Question

The time period of a freely suspended magnet is $2sec$. If it is broken in length into two equal parts and one part is suspended in the same way, then its time period will be

• A. $4sec$
• B. $\sqrt{2}sec$
• C. $2sec$
• D. $1sec$

Answer 1

The correct option is D

$1sec$

The explanation for the correct option:

Step 1: Given data

The time period of a freely suspended magnet, $\mathrm{T}=2\sec$

Number of cuts, $\mathrm{n}=2$

Step 2: To find

We have to determine the time period of a freely suspended magnet after the partition.

Step 3: Calculation

We know the time period of oscillation of a freely suspended magnet is,

$\mathrm{T}=2\mathrm{\pi }\sqrt{\frac{\mathrm{I}}{\mathrm{MB}}}$

Here,

$\mathrm{I}$ is the moment of inertia.

$\mathrm{M}$ is the magnetic moment.

$\mathrm{B}$ is the horizontal component of the earth’s magnetic field.

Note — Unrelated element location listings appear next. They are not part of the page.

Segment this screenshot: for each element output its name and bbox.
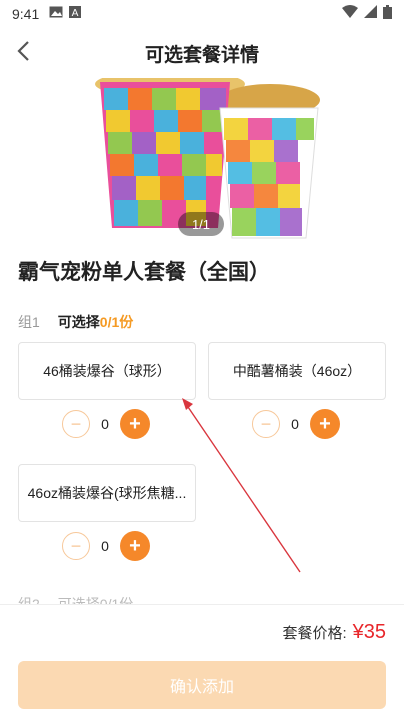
option-name: 46桶装爆谷（球形） [43,363,171,379]
signal-icon [364,5,377,23]
quantity-stepper: − 0 + [62,409,150,439]
increment-button[interactable]: + [120,531,150,561]
bottom-bar: 套餐价格: ¥35 确认添加 [0,604,404,718]
quantity-stepper: − 0 + [252,409,340,439]
option-name: 46oz桶装爆谷(球形焦糖... [27,485,187,501]
option-name: 中酷薯桶装（46oz） [232,363,362,379]
quantity-value: 0 [101,416,109,432]
option-card[interactable]: 46oz桶装爆谷(球形焦糖... [18,464,196,522]
status-bar: 9:41 A [0,0,404,28]
confirm-add-button[interactable]: 确认添加 [18,661,386,709]
quantity-stepper: − 0 + [62,531,150,561]
select-prefix: 可选择 [57,314,100,330]
battery-icon [383,4,392,24]
increment-button[interactable]: + [310,409,340,439]
image-icon [49,5,63,23]
status-time: 9:41 [12,6,40,22]
quantity-value: 0 [291,416,299,432]
decrement-button[interactable]: − [252,410,280,438]
group-1-header: 组1 可选择0/1份 [18,312,133,332]
back-button[interactable] [6,36,40,70]
price-label: 套餐价格: [282,625,347,642]
status-left-icons: A [49,5,82,23]
group-select-info: 可选择0/1份 [58,312,133,332]
group-label: 组1 [18,314,40,330]
nav-bar: 可选套餐详情 [0,28,404,78]
price-row: 套餐价格: ¥35 [282,621,386,644]
page-title: 可选套餐详情 [144,44,259,66]
wifi-icon [342,5,358,23]
quantity-value: 0 [101,538,109,554]
option-card[interactable]: 中酷薯桶装（46oz） [208,342,386,400]
status-right-icons [342,4,392,24]
option-card[interactable]: 46桶装爆谷（球形） [18,342,196,400]
svg-text:A: A [72,8,79,18]
chevron-left-icon [16,40,30,67]
product-title: 霸气宠粉单人套餐（全国） [18,261,270,284]
increment-button[interactable]: + [120,409,150,439]
banner-page-indicator: 1/1 [178,212,224,236]
select-count: 0/1份 [99,314,134,330]
decrement-button[interactable]: − [62,410,90,438]
decrement-button[interactable]: − [62,532,90,560]
a-icon: A [69,5,82,23]
price-value: ¥35 [352,621,386,643]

From the above equation, whenever a freely suspended magnet is cut into n equivalent parts and one of them is suspended in an identical manner, its time duration is:

$\mathrm{T}\text{'}=\frac{\mathrm{T}}{\mathrm{n}}$

Here,

T' is the new time period.

T is the original time period.

n is the number of cuts.

By substituting the values in the formula, we get

$$\begin{gathered} =\frac{2}{2} \\ =1\sec \end{gathered}$$

Therefore, the time period will be $1sec$.